Варвара заинтересовано спросила:
– Вы сказали: ученик профессора Одинцова? Как же тесен мир! Дочь профессора, Татьяна Одинцова, моя гимназическая подруга. Кажется, она единственный человек, который понял меня и не осудил моего решения стать сестрой милосердия и приехать сюда.
Пора было прощаться. Варвара протянула Батуринцеву руку. Он заметил на кисти маленькую родинку между большим и указательным пальцами, и ему нестерпимо захотелось прижаться к этой родинке губами, застыть и тем выразить своё восхищение барышней, её поступком, серыми глазами и обволакивающим голосом.
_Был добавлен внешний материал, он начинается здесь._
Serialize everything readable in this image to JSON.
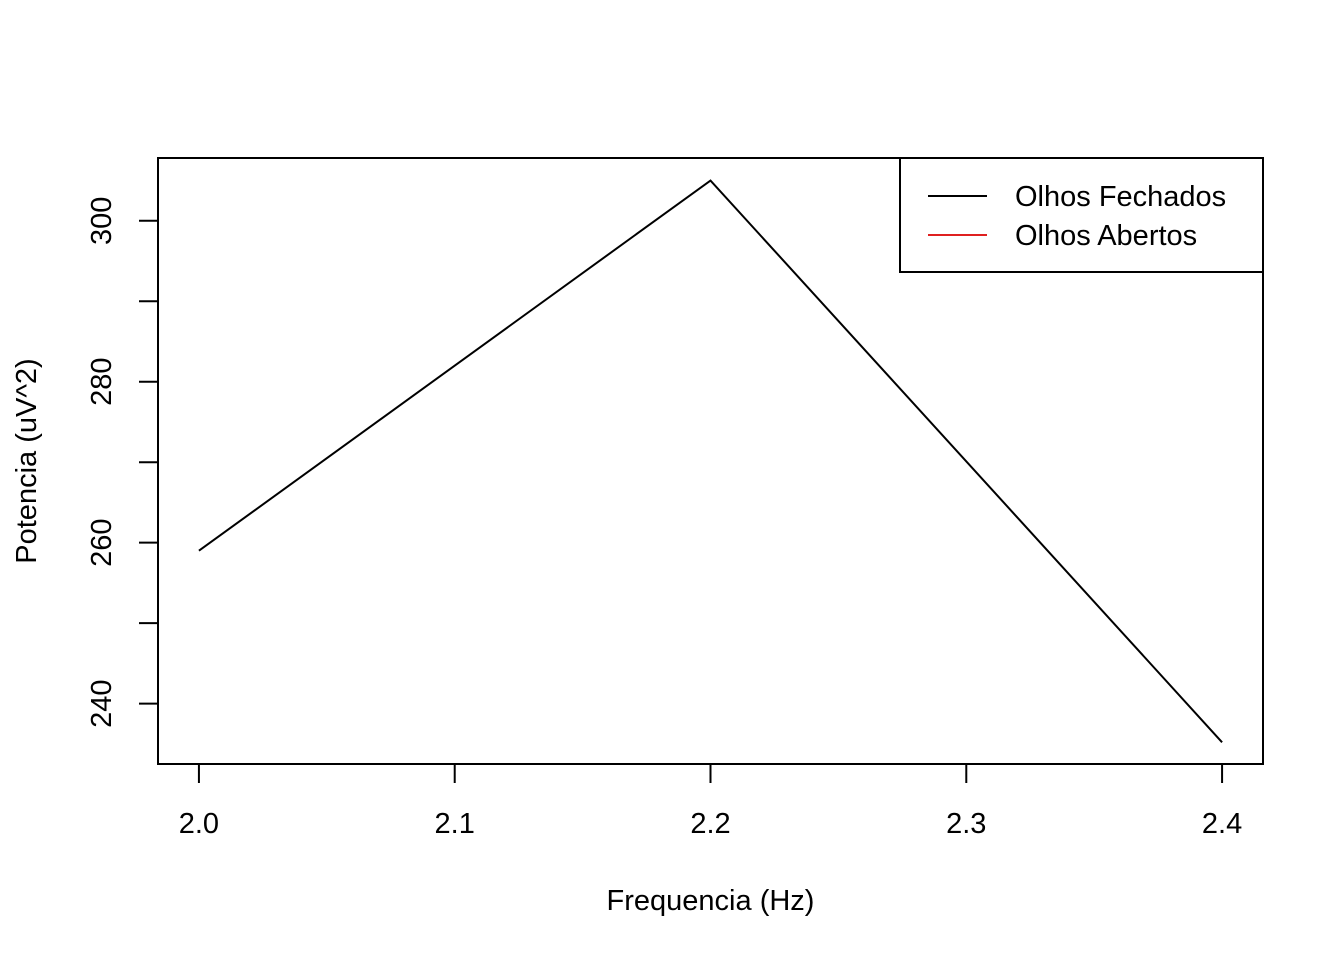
{
  "chart_data": {
    "type": "line",
    "xlabel": "Frequencia (Hz)",
    "ylabel": "Potencia (uV^2)",
    "x_ticks": [
      2.0,
      2.1,
      2.2,
      2.3,
      2.4
    ],
    "x_tick_labels": [
      "2.0",
      "2.1",
      "2.2",
      "2.3",
      "2.4"
    ],
    "y_ticks": [
      240,
      250,
      260,
      270,
      280,
      290,
      300
    ],
    "y_tick_labels": [
      "240",
      "",
      "260",
      "",
      "280",
      "",
      "300"
    ],
    "xlim": [
      1.984,
      2.416
    ],
    "ylim": [
      232.5,
      307.8
    ],
    "grid": false,
    "legend_position": "top-right",
    "series": [
      {
        "name": "Olhos Fechados",
        "color": "#000000",
        "x": [
          2.0,
          2.2,
          2.4
        ],
        "y": [
          259,
          305,
          235.2
        ]
      },
      {
        "name": "Olhos Abertos",
        "color": "#DF2020",
        "x": [],
        "y": []
      }
    ]
  }
}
Но он лишь коротко пожал руку.
Но с этого времени Батуринцев всегда искал случая увидеться с Варей, перебросится с ней несколькими фразами, а то и просто наблюдать со стороны, как она, сосредоточенно сжав губы, перевязывает раненых, поправляет подушки. В такие минуты он ловил себя на том, что по-юношески ревнует, что ему, как гимназисту, хочется оказаться на месте раненого, чтобы только его головы, его лица, его рук касались пальцы Вари, чтобы мог он видеть родинку между большим и указательным пальцами.
Варя же не выделяла никого из офицеров. Она не избегала их общества, поддерживала разговоры, но всем своим видом давала понять: она здесь лишь для того, чтобы перевязывать раненых, помогать врачам – и ни для чего более. Только по вечерам она старалась уединиться, сидела в задумчивости, а то делала короткие записи в своём блокноте и вызывала удивление других сестёр тем, что почти не писала писем. Впрочем, порой она бралась и за письма.